找到了规律就可以开始分表了,这时候另一个问题迎面而来就是四千多万的数据怎么分到各个表里面去呢,这个可不是一件小事,而且项目在运行着。
方法1:
写了一个存储过程想一次想把一张表分离好,理论上是没有问题的
BEGIN
DECLARE v,num,total INT;
SET num=100000;
SET total=40000000;
SET v=1;
WHILE v<=CEILING(total/num) DO
CALL integral_log_analysis((v-1)*num+1,v*num);
SET v=v+1;
END WHILE;
END
integral_log_analysis这个存储过程是做分表操作,以为这样就可以很快完成,后来才知道这方法行不通,在本地运行两千万的数据一个晚上才执行完毕,这样是不可能让项目停这么久的时间的。
方法2:
考虑把数据导出来,然后在本地分离好再上传到服务器,这样项目就不用停那么久了。
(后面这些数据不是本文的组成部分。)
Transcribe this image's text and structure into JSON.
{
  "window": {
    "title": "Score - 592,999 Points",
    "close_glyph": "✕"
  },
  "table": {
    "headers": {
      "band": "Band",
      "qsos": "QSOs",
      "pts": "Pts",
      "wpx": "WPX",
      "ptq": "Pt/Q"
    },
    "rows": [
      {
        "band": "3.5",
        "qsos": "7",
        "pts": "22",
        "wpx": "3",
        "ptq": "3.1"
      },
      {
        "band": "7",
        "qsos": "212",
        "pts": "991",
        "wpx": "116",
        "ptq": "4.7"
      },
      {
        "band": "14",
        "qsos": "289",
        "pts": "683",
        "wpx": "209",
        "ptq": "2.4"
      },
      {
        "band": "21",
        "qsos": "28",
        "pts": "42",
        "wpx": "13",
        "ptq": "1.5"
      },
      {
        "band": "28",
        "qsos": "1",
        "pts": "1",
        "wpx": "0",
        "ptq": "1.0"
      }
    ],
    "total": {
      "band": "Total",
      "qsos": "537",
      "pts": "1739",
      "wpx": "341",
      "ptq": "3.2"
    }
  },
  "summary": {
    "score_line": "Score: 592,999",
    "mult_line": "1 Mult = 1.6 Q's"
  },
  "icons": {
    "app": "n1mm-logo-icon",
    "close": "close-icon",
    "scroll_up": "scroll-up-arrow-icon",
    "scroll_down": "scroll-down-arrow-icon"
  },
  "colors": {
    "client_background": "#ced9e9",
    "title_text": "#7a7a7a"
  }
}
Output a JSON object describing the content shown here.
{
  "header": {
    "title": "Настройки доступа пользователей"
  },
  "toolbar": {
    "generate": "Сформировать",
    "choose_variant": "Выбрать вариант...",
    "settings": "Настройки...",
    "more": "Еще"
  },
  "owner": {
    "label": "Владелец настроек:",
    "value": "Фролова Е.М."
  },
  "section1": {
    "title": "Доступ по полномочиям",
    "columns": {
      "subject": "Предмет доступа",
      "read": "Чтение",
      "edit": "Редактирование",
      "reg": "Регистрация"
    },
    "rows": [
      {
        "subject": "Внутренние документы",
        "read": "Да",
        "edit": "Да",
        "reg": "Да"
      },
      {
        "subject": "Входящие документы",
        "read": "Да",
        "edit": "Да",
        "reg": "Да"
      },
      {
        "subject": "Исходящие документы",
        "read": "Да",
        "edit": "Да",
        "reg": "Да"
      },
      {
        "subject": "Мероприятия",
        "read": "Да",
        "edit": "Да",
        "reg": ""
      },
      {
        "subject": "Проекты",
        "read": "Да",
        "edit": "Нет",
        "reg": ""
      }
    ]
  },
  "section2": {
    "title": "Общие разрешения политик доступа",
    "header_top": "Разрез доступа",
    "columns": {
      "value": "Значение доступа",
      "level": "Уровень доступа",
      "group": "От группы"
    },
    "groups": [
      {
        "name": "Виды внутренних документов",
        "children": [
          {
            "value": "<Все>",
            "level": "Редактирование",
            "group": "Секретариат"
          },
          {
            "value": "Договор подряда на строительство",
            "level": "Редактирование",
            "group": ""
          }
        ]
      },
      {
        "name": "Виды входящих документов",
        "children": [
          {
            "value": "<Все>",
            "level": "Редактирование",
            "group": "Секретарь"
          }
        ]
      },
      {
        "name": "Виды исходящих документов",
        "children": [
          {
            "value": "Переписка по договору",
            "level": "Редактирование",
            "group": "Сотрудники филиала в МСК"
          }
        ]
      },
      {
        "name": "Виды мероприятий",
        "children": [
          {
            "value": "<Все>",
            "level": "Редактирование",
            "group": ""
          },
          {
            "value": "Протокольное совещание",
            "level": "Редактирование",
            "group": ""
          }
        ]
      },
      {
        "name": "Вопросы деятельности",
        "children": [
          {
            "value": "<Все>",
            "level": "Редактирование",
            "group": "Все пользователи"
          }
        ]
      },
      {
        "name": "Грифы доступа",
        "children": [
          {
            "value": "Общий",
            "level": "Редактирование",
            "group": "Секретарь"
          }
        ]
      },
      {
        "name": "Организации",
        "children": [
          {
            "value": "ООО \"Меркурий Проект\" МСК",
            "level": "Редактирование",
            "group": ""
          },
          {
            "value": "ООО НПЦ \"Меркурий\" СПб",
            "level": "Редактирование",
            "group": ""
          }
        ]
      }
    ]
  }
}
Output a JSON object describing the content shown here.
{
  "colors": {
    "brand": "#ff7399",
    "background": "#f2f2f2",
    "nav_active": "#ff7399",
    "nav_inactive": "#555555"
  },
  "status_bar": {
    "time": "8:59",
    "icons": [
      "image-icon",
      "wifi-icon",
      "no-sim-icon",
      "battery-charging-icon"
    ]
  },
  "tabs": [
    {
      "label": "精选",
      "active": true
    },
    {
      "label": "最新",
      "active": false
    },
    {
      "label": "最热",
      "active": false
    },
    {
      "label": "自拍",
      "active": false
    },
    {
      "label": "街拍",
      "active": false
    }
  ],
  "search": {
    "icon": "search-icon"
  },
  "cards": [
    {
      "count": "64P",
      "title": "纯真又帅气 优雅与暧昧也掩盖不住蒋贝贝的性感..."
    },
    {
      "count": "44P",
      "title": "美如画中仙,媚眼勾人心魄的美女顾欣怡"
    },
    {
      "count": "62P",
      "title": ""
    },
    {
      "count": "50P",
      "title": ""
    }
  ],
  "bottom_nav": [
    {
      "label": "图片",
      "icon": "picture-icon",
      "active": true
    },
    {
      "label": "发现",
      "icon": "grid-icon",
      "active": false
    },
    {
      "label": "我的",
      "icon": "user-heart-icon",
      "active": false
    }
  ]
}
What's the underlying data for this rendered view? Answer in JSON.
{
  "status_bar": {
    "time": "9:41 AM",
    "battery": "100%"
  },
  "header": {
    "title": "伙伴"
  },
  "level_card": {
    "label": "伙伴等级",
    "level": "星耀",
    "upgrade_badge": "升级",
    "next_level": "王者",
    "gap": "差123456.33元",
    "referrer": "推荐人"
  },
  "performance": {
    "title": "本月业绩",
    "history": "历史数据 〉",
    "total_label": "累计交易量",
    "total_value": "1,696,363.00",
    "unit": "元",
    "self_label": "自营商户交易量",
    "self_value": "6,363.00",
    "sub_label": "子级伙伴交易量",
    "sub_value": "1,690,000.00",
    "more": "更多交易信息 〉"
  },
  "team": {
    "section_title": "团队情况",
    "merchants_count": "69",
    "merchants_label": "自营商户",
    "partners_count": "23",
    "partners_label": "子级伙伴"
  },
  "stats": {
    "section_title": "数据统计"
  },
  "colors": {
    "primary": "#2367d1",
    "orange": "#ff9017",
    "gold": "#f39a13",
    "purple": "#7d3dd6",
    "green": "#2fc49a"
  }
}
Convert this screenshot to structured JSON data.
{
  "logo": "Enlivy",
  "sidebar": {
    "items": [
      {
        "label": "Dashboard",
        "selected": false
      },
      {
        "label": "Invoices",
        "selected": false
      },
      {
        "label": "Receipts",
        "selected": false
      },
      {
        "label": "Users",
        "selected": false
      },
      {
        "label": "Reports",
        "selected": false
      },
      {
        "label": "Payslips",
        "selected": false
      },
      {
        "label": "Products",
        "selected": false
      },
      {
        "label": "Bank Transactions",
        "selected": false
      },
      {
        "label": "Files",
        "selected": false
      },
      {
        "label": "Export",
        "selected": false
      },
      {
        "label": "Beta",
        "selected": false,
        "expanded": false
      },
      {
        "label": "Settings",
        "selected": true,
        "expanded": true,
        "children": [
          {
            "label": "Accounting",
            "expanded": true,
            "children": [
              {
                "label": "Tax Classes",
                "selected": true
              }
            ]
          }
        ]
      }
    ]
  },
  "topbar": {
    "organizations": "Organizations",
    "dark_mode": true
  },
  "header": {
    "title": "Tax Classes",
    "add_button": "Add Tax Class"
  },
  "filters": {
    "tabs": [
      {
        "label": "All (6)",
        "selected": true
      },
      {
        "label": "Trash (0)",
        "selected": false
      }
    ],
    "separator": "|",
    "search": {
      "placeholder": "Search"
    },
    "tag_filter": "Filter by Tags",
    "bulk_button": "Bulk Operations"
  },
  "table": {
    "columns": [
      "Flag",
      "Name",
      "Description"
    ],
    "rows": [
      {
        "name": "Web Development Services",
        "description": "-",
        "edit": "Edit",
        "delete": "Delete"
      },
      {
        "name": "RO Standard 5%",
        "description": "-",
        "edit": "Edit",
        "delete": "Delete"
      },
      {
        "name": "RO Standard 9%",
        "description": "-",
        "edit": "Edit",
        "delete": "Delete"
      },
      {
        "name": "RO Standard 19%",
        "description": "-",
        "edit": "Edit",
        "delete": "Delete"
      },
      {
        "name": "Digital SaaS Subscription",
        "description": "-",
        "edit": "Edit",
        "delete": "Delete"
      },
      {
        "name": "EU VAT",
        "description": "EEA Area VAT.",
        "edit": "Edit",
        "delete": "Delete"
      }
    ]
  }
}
那首先就是把数据导出来,9G的数据导出来可不是一件容易的事,
mysqldump -uroot -pdbpasswd dbname test>db.sql;
这种方法可以导出一个表的结构和数据,但是导入到本地的却要很长的时间,执行了一个晚上都没执行完,最后只能放弃了。
方法3:
把数据按照预定的规则导出成文本,然后再导入到表,这种方法最后得到了验证,而且速度之快,大概半个小时就可以执行完毕。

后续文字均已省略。